Renault Group met en place une architecture data pour augmenter ses profits

130 marchés et 5 marques (Renault, Dacia, Lada, Alpine, Mobilize). Le groupe Renault est confronté à des marchés et à des marques aux attentes différentes, ainsi qu’à une digitalisation croissante des comportements de ses clients (10 % des achats de véhicules sont désormais effectués en partie ou intégralement en ligne). « Face à cette tendance lourde de la digitalisation, nous réfléchissons à quelle organisation data nous pouvons mettre en place, à l’échelle, pour en tirer le maximum de profit sans brider les marchés, partage Laurent Laporte, Director Marketing Activation Services de Renault. En réalité, nous travaillons depuis 10 ans à la mise en place d’une organisation frugale et efficiente. »
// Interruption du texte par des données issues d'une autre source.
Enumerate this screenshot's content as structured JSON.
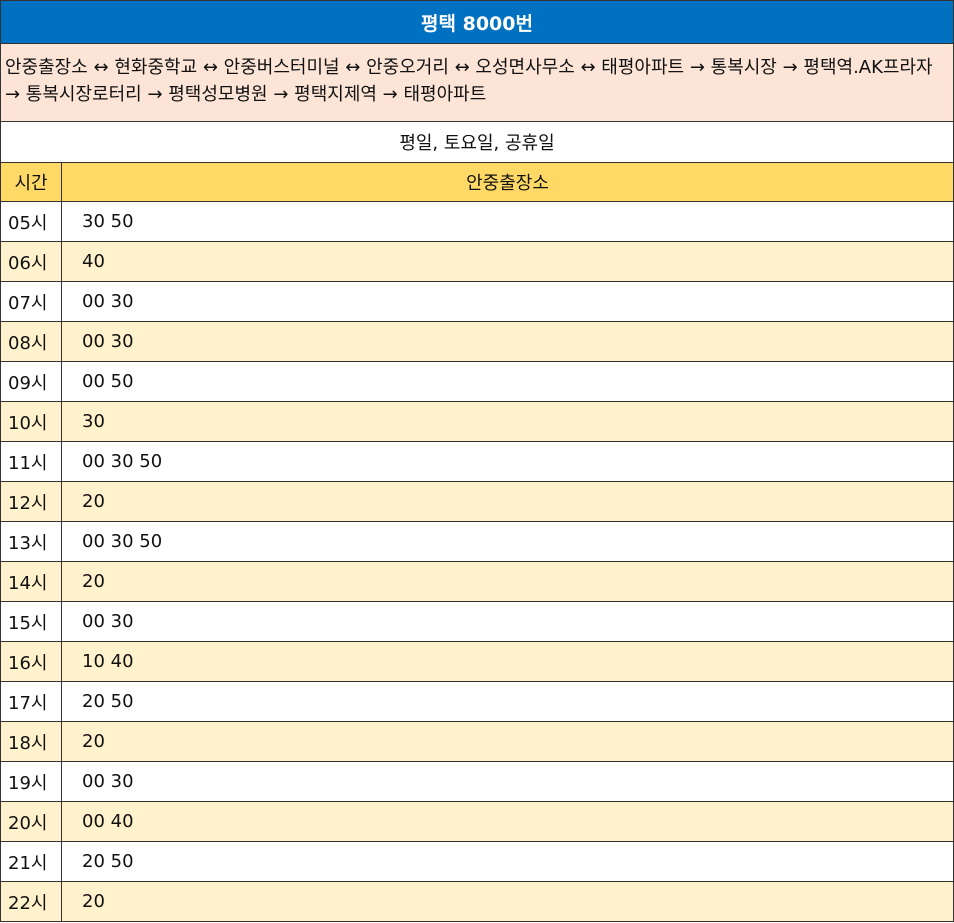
{
  "title": "평택 8000번",
  "route": "안중출장소 ↔ 현화중학교 ↔ 안중버스터미널 ↔ 안중오거리 ↔ 오성면사무소 ↔ 태평아파트 → 통복시장 → 평택역.AK프라자 → 통복시장로터리 → 평택성모병원 → 평택지제역 → 태평아파트",
  "service_days": "평일, 토요일, 공휴일",
  "headers": {
    "hour": "시간",
    "stop": "안중출장소"
  },
  "colors": {
    "title_bg": "#0070c0",
    "route_bg": "#fce4d6",
    "header_bg": "#ffd966",
    "alt_row_bg": "#fff2cc"
  },
  "rows": [
    {
      "hour": "05시",
      "times": "30 50"
    },
    {
      "hour": "06시",
      "times": "40"
    },
    {
      "hour": "07시",
      "times": "00 30"
    },
    {
      "hour": "08시",
      "times": "00 30"
    },
    {
      "hour": "09시",
      "times": "00 50"
    },
    {
      "hour": "10시",
      "times": "30"
    },
    {
      "hour": "11시",
      "times": "00 30 50"
    },
    {
      "hour": "12시",
      "times": "20"
    },
    {
      "hour": "13시",
      "times": "00 30 50"
    },
    {
      "hour": "14시",
      "times": "20"
    },
    {
      "hour": "15시",
      "times": "00 30"
    },
    {
      "hour": "16시",
      "times": "10 40"
    },
    {
      "hour": "17시",
      "times": "20 50"
    },
    {
      "hour": "18시",
      "times": "20"
    },
    {
      "hour": "19시",
      "times": "00 30"
    },
    {
      "hour": "20시",
      "times": "00 40"
    },
    {
      "hour": "21시",
      "times": "20 50"
    },
    {
      "hour": "22시",
      "times": "20"
    }
  ]
}
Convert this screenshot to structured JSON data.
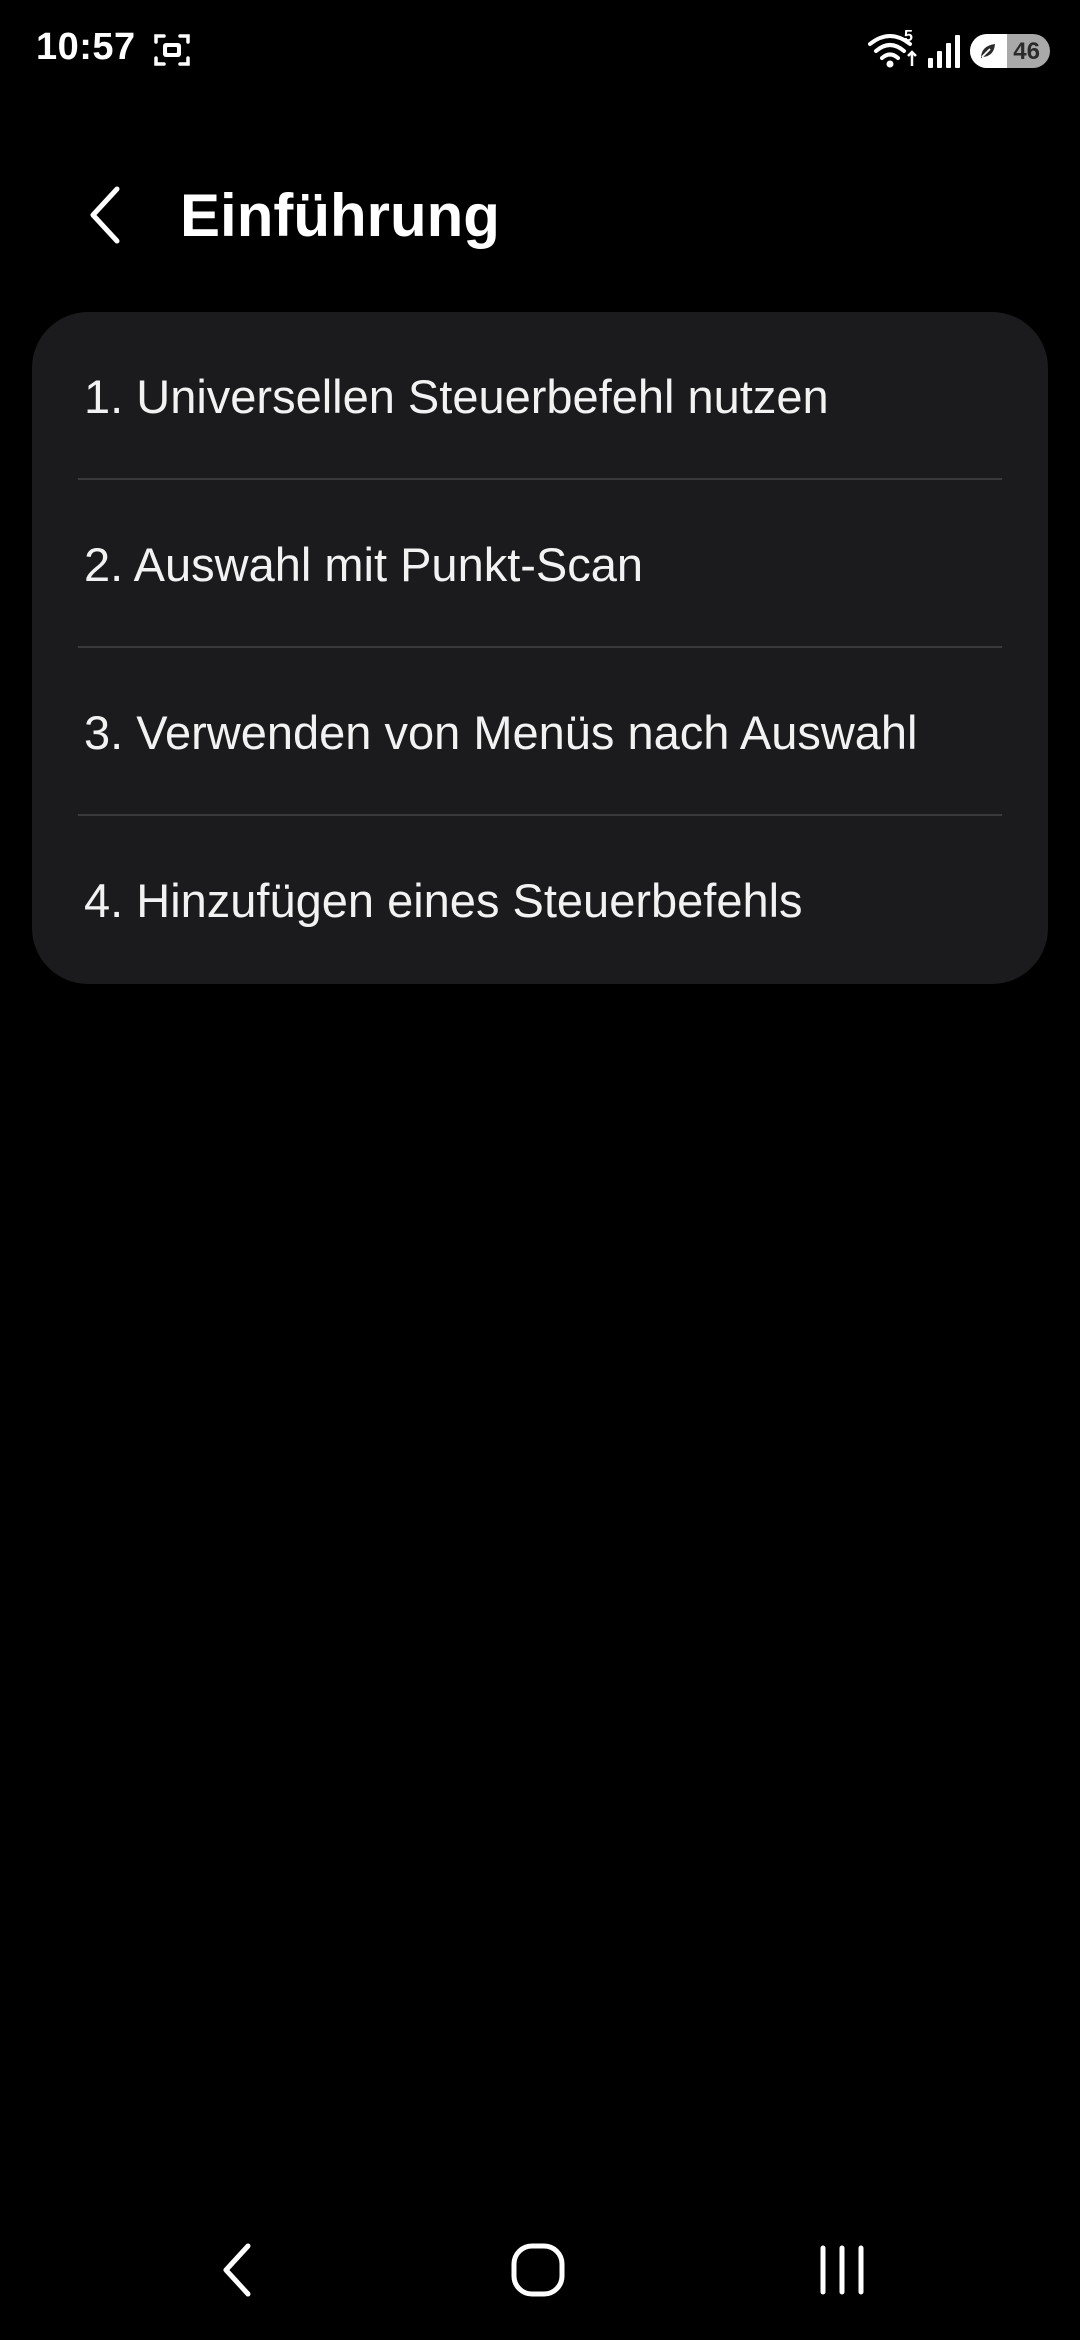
{
  "status_bar": {
    "time": "10:57",
    "wifi_badge": "5",
    "battery_level": "46",
    "battery_percent": 46,
    "icons": [
      "screen-record-icon",
      "wifi-icon",
      "signal-icon",
      "battery-saver-icon"
    ]
  },
  "header": {
    "title": "Einführung",
    "back_icon": "chevron-left-icon"
  },
  "list": {
    "items": [
      {
        "label": "1. Universellen Steuerbefehl nutzen"
      },
      {
        "label": "2. Auswahl mit Punkt-Scan"
      },
      {
        "label": "3. Verwenden von Menüs nach Auswahl"
      },
      {
        "label": "4. Hinzufügen eines Steuerbefehls"
      }
    ]
  },
  "nav_bar": {
    "icons": [
      "nav-back-icon",
      "nav-home-icon",
      "nav-recents-icon"
    ]
  },
  "colors": {
    "background": "#000000",
    "card": "#1b1b1d",
    "divider": "#3a3a3c",
    "text": "#ffffff"
  }
}
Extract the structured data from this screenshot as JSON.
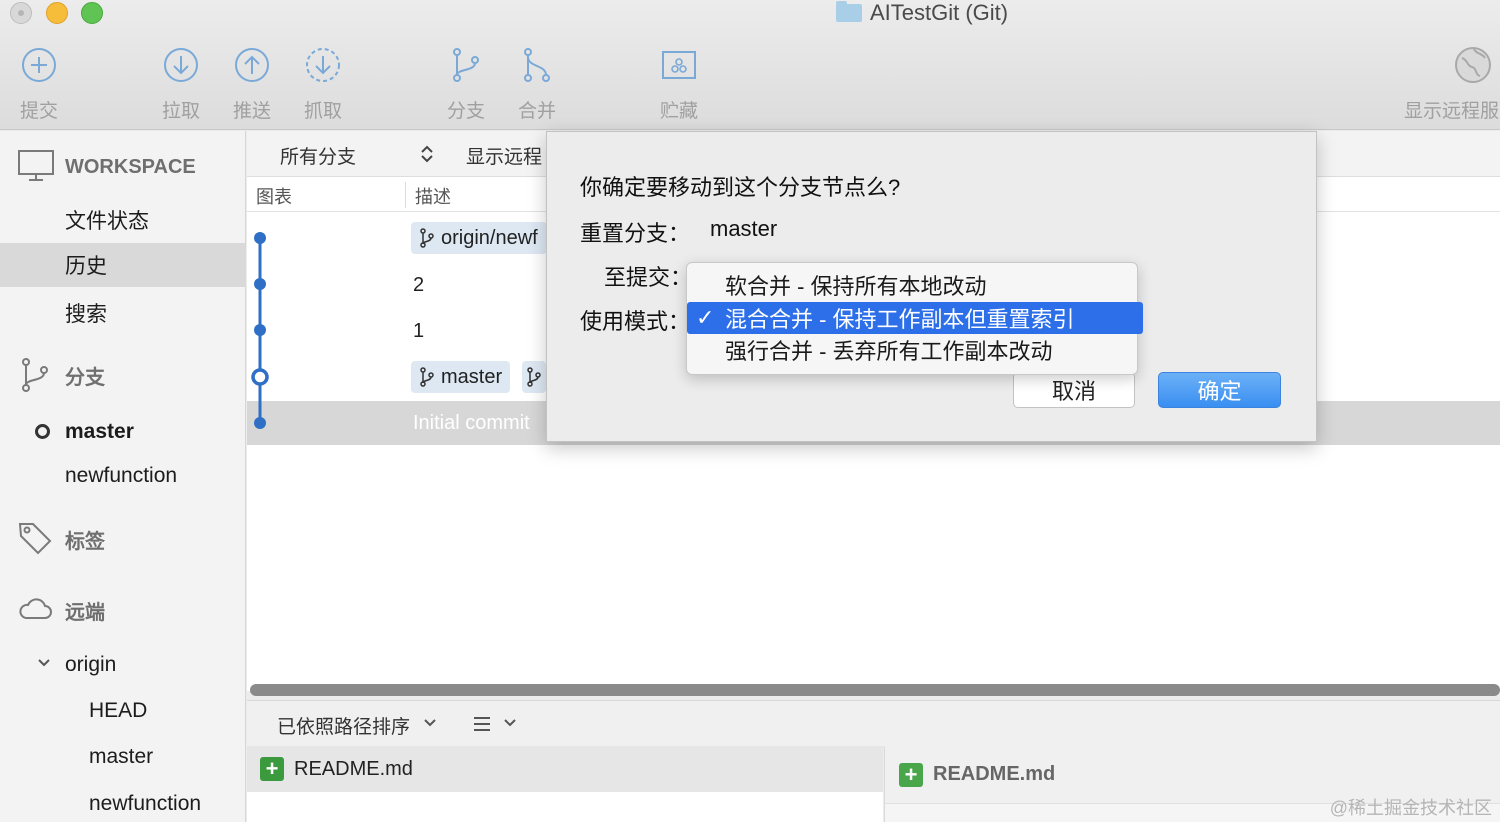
{
  "window": {
    "title": "AITestGit (Git)"
  },
  "toolbar": {
    "commit": "提交",
    "pull": "拉取",
    "push": "推送",
    "fetch": "抓取",
    "branch": "分支",
    "merge": "合并",
    "stash": "贮藏",
    "show_remote": "显示远程服"
  },
  "sidebar": {
    "workspace": "WORKSPACE",
    "file_status": "文件状态",
    "history": "历史",
    "search": "搜索",
    "branches": "分支",
    "branch_items": [
      "master",
      "newfunction"
    ],
    "tags": "标签",
    "remotes": "远端",
    "remote_origin": "origin",
    "remote_items": [
      "HEAD",
      "master",
      "newfunction"
    ]
  },
  "history": {
    "filter_all": "所有分支",
    "filter_remote": "显示远程",
    "col_graph": "图表",
    "col_desc": "描述",
    "rows": [
      {
        "tag": "origin/newf",
        "text": ""
      },
      {
        "tag": "",
        "text": "2"
      },
      {
        "tag": "",
        "text": "1"
      },
      {
        "tag": "master",
        "text": ""
      },
      {
        "tag": "",
        "text": "Initial commit"
      }
    ]
  },
  "bottom": {
    "sort_label": "已依照路径排序",
    "file": "README.md",
    "diff_file": "README.md"
  },
  "dialog": {
    "question": "你确定要移动到这个分支节点么?",
    "reset_branch_label": "重置分支：",
    "reset_branch_value": "master",
    "to_commit_label": "至提交：",
    "mode_label": "使用模式：",
    "cancel": "取消",
    "ok": "确定"
  },
  "mode_menu": {
    "options": [
      "软合并 - 保持所有本地改动",
      "混合合并 - 保持工作副本但重置索引",
      "强行合并 - 丢弃所有工作副本改动"
    ],
    "selected": "混合合并 - 保持工作副本但重置索引"
  },
  "watermark": "@稀土掘金技术社区",
  "colors": {
    "accent": "#2d6fe8",
    "graph_line": "#2f6fc6",
    "add_green": "#3b9a3e"
  }
}
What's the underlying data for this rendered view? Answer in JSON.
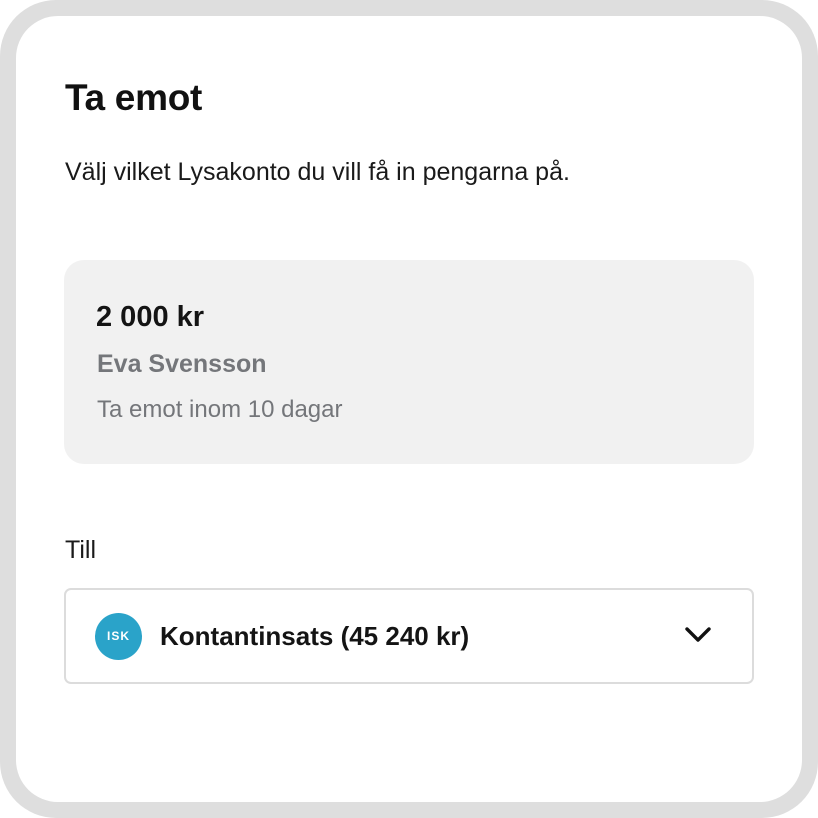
{
  "header": {
    "title": "Ta emot",
    "subtitle": "Välj vilket Lysakonto du vill få in pengarna på."
  },
  "request": {
    "amount": "2 000 kr",
    "sender": "Eva Svensson",
    "deadline": "Ta emot inom 10 dagar"
  },
  "destination": {
    "label": "Till",
    "account_badge": "ISK",
    "account_name": "Kontantinsats (45 240 kr)",
    "icon": "chevron-down-icon"
  },
  "colors": {
    "frame": "#dedede",
    "card": "#ffffff",
    "request_box": "#f1f1f1",
    "muted_text": "#74767a",
    "isk_badge": "#2aa3c9",
    "select_border": "#dcdcdc"
  }
}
Accompagné de l’agence Fifty-Five, le groupe Renault a élaboré un plan en trois étapes : des fondations stratégiques « stables et pérennes » ; le déploiement et enfin, l’action de cas d’usage tourné vers le business. « Nous sommes partis du principe que les différentes marques, mais aussi les différents canaux (online et offline) génèrent des silos, commente Jérôme Colin, Managing Director « Automotive, Mobility, Industry & Technology, Media, Strategy » de Fifty-Five. Pour avoir une vision end to end de la donnée, nous avons donc construit un stack (une application, NDLR) avec Google Analytics, Google Marketing Platform et Salesforce, puis hébergé l’ensemble dans le cloud. » En plus des outils technologiques, Renault a travaillé avec Fifty-Five à une taxinomie et à la mise en place de standards métiers partout dans le monde, quand chaque pays avait des pratiques propres. Résultat : « Nous sommes passés d’un marketing de précision à un marketing data driven pour piloter nos campagnes », prône Laurent Laporte. Des lignes directrices de trafic ont été déployées pour les sites Web et app du groupe. Des guidelines qui existent aussi pour achat média. La rationalisation de la chaîne d’achat programmatique (SPO) devrait ainsi permettre d’améliorer de 15 % l’efficacité des achats en programmatique du groupe.

Coca-Cola tire parti de la shelf data pour optimiser ses ventes

En France, 200 commerciaux de Coca-Cola Enterprises travaillent pour le circuit hors domicile (les cafés, restaurants, boulangeries, ventes à emporter, notamment). Problème : « Ils constatent la dégradation du remplissage des vitrines réfrigérées fournies par l’entreprise, avec des ruptures de stock ou des produits concurrents trop présents », explique Olivier Renaut, Senior Manager Outils forces de ventes de Coca-Cola Enterprises. Pour retravailler son merch et fournir à ses commerciaux des datas exploitables, Coca-Cola Enterprises a fait appel à la société Trax dont la promesse est de tirer parti des données récoltées sur les linéaires. Résultat : la mise en place de l’outil numérique « Digital Trax » sur le Smartphone des commerciaux. Il suffit à la force de vente de prendre une photo de la vitrine avec l’application. Une fois chargée cette dernière est analysée par l’outil et revient au commercial sous forme de données avec les actions à mettre en place pour atteindre son objectif de ventes (le nombre de facing, par exemple).

Les avantages ? « La traçabilité par magasin, territoire et commercial, partage Olivier Renaut, mais aussi l’équité par rapport à un relevé de mesure manuel ; la granularité des magasins. » Grâce au procédé, Coca-Cola Enterprises constate un gain de 5 points de visibilité dans les vitrines au niveau national. La marque envisage d’étendre l’expérience à la GMS pour faire gagner du temps à ses commerciaux – quand un relevé manuel leur prend actuellement de 20 à 30 minutes par linéaire et par relevé – sur la base d’une fois par mois.